There are strategies to help minimize the amount you pay in cryptocurrency trading taxes, and not everyone who owns cryptocurrency will owe money.

The tax code rewards those who “HODL” — hold on for life — to their cryptocurrencies rather than sell them for quick and easy profits. One of the most fundamental factors in determining your tax burden is how long you’ve held the cryptocurrency, Nate Hansen, founder of online accounting firm SuperfastCPA, noted in an email.

If you sold the crypto after owning it for less than a year, you are subject to short-term capital gains taxes, which range from 22% to 37%. Long-term capital gains taxes are in the less painful range of 0% to 20%, depending on your income bracket.

“For investors who can hang in there and hold out for over a year and survive the dips, they can definitely provide a nice tax windfall when they sell,” said Brack, of Manhattan West.

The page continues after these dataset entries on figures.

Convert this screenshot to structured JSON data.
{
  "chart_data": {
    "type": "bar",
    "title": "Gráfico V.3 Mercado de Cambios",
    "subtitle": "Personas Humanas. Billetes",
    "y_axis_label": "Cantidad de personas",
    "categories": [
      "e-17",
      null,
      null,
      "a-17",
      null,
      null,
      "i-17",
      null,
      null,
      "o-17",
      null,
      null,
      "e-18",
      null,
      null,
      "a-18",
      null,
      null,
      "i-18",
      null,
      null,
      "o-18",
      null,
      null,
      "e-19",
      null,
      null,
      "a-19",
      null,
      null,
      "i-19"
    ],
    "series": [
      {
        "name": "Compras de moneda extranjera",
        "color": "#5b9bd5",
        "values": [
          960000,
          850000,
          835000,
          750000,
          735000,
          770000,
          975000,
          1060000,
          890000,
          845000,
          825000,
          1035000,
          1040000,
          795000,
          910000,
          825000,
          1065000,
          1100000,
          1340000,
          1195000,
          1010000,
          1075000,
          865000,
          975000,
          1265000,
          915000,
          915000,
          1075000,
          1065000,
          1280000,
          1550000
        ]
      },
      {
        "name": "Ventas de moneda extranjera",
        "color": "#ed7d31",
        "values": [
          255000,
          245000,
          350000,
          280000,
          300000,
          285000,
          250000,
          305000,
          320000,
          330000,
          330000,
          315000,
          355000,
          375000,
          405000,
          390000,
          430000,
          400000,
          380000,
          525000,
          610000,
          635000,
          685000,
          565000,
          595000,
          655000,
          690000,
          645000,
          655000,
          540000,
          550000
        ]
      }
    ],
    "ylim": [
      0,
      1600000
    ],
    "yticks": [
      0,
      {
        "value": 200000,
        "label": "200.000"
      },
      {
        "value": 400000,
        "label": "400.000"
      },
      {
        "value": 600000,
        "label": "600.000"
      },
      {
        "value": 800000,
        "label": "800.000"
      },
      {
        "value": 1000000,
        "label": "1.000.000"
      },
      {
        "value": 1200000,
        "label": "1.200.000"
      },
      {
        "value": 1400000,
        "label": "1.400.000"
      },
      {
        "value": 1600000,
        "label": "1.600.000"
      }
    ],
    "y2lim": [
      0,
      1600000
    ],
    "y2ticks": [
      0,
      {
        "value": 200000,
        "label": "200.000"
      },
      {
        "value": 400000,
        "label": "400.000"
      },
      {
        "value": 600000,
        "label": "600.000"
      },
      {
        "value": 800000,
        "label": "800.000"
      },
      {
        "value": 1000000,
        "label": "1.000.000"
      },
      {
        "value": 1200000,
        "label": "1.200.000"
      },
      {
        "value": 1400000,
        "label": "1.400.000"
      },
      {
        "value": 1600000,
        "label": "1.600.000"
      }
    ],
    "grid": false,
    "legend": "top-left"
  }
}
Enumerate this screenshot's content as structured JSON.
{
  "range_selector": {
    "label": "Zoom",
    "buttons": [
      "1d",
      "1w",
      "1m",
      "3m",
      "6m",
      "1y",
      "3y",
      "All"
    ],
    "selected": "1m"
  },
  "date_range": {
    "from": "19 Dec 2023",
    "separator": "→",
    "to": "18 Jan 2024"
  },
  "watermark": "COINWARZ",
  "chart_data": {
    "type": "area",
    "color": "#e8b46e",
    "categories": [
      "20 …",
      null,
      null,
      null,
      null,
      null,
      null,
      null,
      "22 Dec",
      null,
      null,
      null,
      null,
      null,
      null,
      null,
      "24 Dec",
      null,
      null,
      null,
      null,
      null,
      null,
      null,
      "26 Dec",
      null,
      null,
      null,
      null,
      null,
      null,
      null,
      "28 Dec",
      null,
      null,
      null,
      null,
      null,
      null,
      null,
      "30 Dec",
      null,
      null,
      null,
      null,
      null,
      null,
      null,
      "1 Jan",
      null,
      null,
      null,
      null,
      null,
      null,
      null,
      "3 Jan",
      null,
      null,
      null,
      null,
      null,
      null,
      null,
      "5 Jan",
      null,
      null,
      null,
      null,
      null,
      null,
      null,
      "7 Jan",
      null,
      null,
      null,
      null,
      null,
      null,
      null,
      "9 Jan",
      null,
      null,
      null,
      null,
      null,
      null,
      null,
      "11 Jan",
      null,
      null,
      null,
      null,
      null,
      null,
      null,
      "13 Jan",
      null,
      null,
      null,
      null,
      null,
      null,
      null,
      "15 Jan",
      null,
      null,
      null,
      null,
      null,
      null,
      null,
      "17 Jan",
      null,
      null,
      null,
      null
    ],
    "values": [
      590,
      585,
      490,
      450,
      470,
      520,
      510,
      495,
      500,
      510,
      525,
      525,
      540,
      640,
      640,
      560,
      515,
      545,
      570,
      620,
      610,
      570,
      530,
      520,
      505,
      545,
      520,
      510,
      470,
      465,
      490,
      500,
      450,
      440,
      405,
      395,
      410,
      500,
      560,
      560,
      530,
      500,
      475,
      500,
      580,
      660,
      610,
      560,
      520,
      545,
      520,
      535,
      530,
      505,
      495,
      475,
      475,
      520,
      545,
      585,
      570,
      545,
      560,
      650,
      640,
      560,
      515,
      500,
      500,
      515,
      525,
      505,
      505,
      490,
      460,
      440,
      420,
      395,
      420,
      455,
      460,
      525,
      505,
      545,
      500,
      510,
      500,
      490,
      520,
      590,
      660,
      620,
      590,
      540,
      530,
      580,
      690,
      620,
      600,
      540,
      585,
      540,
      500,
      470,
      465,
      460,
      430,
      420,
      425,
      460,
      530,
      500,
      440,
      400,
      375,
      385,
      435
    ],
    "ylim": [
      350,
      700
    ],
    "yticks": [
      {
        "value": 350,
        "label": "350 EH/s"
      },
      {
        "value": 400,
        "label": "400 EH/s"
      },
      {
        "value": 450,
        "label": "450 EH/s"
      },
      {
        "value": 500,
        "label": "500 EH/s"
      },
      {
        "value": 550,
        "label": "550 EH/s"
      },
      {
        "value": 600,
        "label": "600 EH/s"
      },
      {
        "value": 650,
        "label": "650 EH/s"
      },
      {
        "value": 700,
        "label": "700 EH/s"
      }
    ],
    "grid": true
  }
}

One of the reasons the IRS treats generated income so differently is that short-term trading is considered an occupation, while holding is an investment.

Finally, while the IRS takes away, it also gives. If you experience a loss on one or more cryptocurrency investments and face a high tax bill for other reasons, you can tactically sell to offset the tax burden. It’s too late to do that for the 2021 tax year, but the strategy is worth considering towards the end of 2022.